What happens, for example, if you limit your analysis to countries in the global south to control for economics and colonialism? Do the Muslim countries there lag behind their brethren in Uganda, Colombia, and Zimbabwe, Congo, and Myanmar?
To name but one example, three of the world’s largest Muslim nations have all elected female heads of state, but the United States has never done so. Also, no Muslim nation is in the top 40 for per capita incarceration rates.
I’m not really interested in picking a side here, but come on. There are a hell of a lot of peaceful, poverty-stricken places in the world, and many Muslim terrorists who have both money and education. And are there really lots of people who kill for their religions but dodge the “terrorist” label due to affluence?
Besides this, the label “terrorist” is irrelevant. How we use the term doesn’t affect how peaceful Islam is, or how aggressive an act it is to kill for religious reasons.
Do you have any comparable, contemporary examples of religiously-motivated hostility by Christians? And why is it that criticism of another religion immediately draws a knee-jerk “Christians too!” response, anyway?
The American attack on Iraq had a strong “Christian crusade against the Muslims” component; a general desire to kill Muslims, any Muslims. It wasn’t called “terrorism” though since it was done with a big army and not a small one.
Because in a primarily Christian society the primary reason for bashing other religions is to push Christianity. Pretending that Christianity is better is part of that strategy.
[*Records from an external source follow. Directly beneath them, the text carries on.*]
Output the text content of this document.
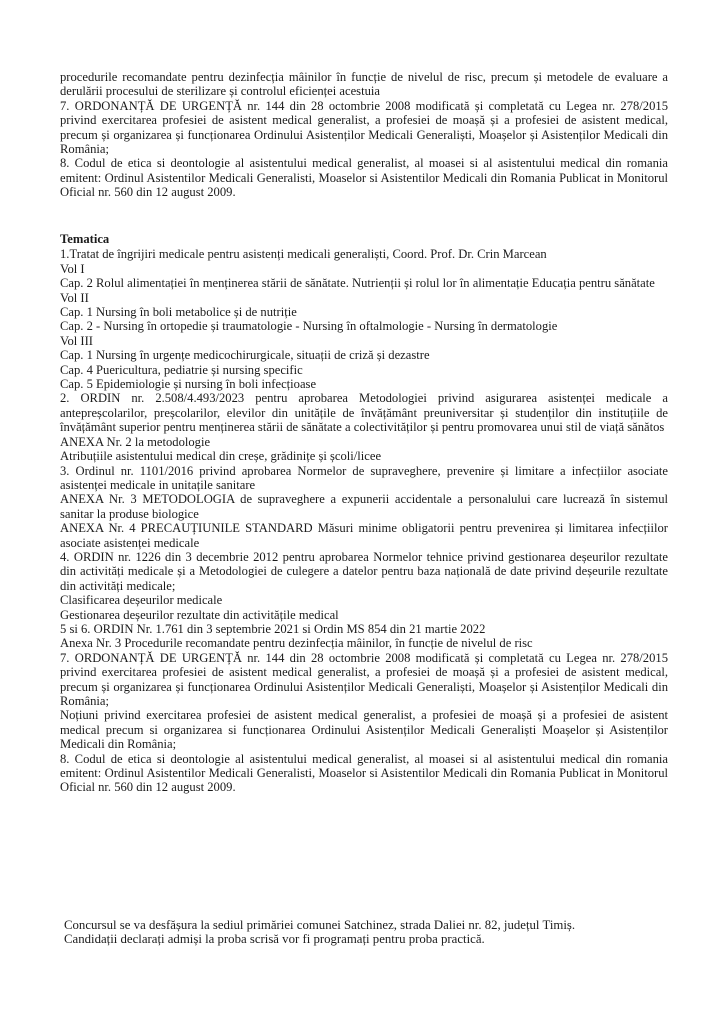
procedurile recomandate pentru dezinfecția mâinilor în funcție de nivelul de risc, precum și metodele de evaluare a derulării procesului de sterilizare și controlul eficienței acestuia

7. ORDONANȚĂ DE URGENȚĂ nr. 144 din 28 octombrie 2008 modificată și completată cu Legea nr. 278/2015 privind exercitarea profesiei de asistent medical generalist, a profesiei de moașă și a profesiei de asistent medical, precum și organizarea și funcționarea Ordinului Asistenților Medicali Generaliști, Moașelor și Asistenților Medicali din România;

8. Codul de etica si deontologie al asistentului medical generalist, al moasei si al asistentului medical din romania emitent: Ordinul Asistentilor Medicali Generalisti, Moaselor si Asistentilor Medicali din Romania Publicat in Monitorul Oficial nr. 560 din 12 august 2009.

Tematica

1.Tratat de îngrijiri medicale pentru asistenți medicali generaliști, Coord. Prof. Dr. Crin Marcean

Vol I

Cap. 2 Rolul alimentației în menținerea stării de sănătate. Nutrienții și rolul lor în alimentație Educația pentru sănătate

Vol II

Cap. 1 Nursing în boli metabolice și de nutriție

Cap. 2 - Nursing în ortopedie și traumatologie - Nursing în oftalmologie - Nursing în dermatologie

Vol III

Cap. 1 Nursing în urgențe medicochirurgicale, situații de criză și dezastre

Cap. 4 Puericultura, pediatrie și nursing specific

Cap. 5 Epidemiologie și nursing în boli infecțioase

2. ORDIN nr. 2.508/4.493/2023 pentru aprobarea Metodologiei privind asigurarea asistenței medicale a antepreșcolarilor, preșcolarilor, elevilor din unitățile de învățământ preuniversitar și studenților din instituțiile de învățământ superior pentru menținerea stării de sănătate a colectivităților și pentru promovarea unui stil de viață sănătos

ANEXA Nr. 2 la metodologie

Atribuțiile asistentului medical din creșe, grădinițe și școli/licee

3. Ordinul nr. 1101/2016 privind aprobarea Normelor de supraveghere, prevenire și limitare a infecțiilor asociate asistenței medicale in unitațile sanitare

ANEXA Nr. 3 METODOLOGIA de supraveghere a expunerii accidentale a personalului care lucrează în sistemul sanitar la produse biologice

ANEXA Nr. 4 PRECAUȚIUNILE STANDARD Măsuri minime obligatorii pentru prevenirea și limitarea infecțiilor asociate asistenței medicale

4. ORDIN nr. 1226 din 3 decembrie 2012 pentru aprobarea Normelor tehnice privind gestionarea deșeurilor rezultate din activități medicale și a Metodologiei de culegere a datelor pentru baza națională de date privind deșeurile rezultate din activități medicale;

Clasificarea deșeurilor medicale

Gestionarea deșeurilor rezultate din activitățile medical

5 si 6. ORDIN Nr. 1.761 din 3 septembrie 2021 si Ordin MS 854 din 21 martie 2022

Anexa Nr. 3 Procedurile recomandate pentru dezinfecția mâinilor, în funcție de nivelul de risc

7. ORDONANȚĂ DE URGENȚĂ nr. 144 din 28 octombrie 2008 modificată și completată cu Legea nr. 278/2015 privind exercitarea profesiei de asistent medical generalist, a profesiei de moașă și a profesiei de asistent medical, precum și organizarea și funcționarea Ordinului Asistenților Medicali Generaliști, Moașelor și Asistenților Medicali din România;

Noțiuni privind exercitarea profesiei de asistent medical generalist, a profesiei de moașă și a profesiei de asistent medical precum si organizarea si funcționarea Ordinului Asistenților Medicali Generaliști Moașelor și Asistenților Medicali din România;

8. Codul de etica si deontologie al asistentului medical generalist, al moasei si al asistentului medical din romania emitent: Ordinul Asistentilor Medicali Generalisti, Moaselor si Asistentilor Medicali din Romania Publicat in Monitorul Oficial nr. 560 din 12 august 2009.

Concursul se va desfășura la sediul primăriei comunei Satchinez, strada Daliei nr. 82, județul Timiș.

Candidații declarați admiși la proba scrisă vor fi programați pentru proba practică.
I’ve been assaulted, insulted, and repeatedly informed that “Basque want independence”, that “Basque are all terrorists”, been told that “we should just bomb the Basque country” (or, by someone even less subtle, “we should just bomb Spain”)…
Most Basque are and have been peaceful, and those outsiders had no idea what any of us was or was not doing against those we literally call “the violent ones”.
I tend to assume that the same is true about any group of which I hear similar blanket associations with unacceptable behavior, that the whole group is blamed for the actions of a relatively small amount.
As for things like those lists of democracies, two things: one, democracy may be the least bad form of government but it’s not the only acceptable one; two, often these lists are prepared by people who don’t know shit from tit, witness for example Andorra changing the names of their institutions in order to be considered democratic (the actual electoral processes are the same they’d been for centuries).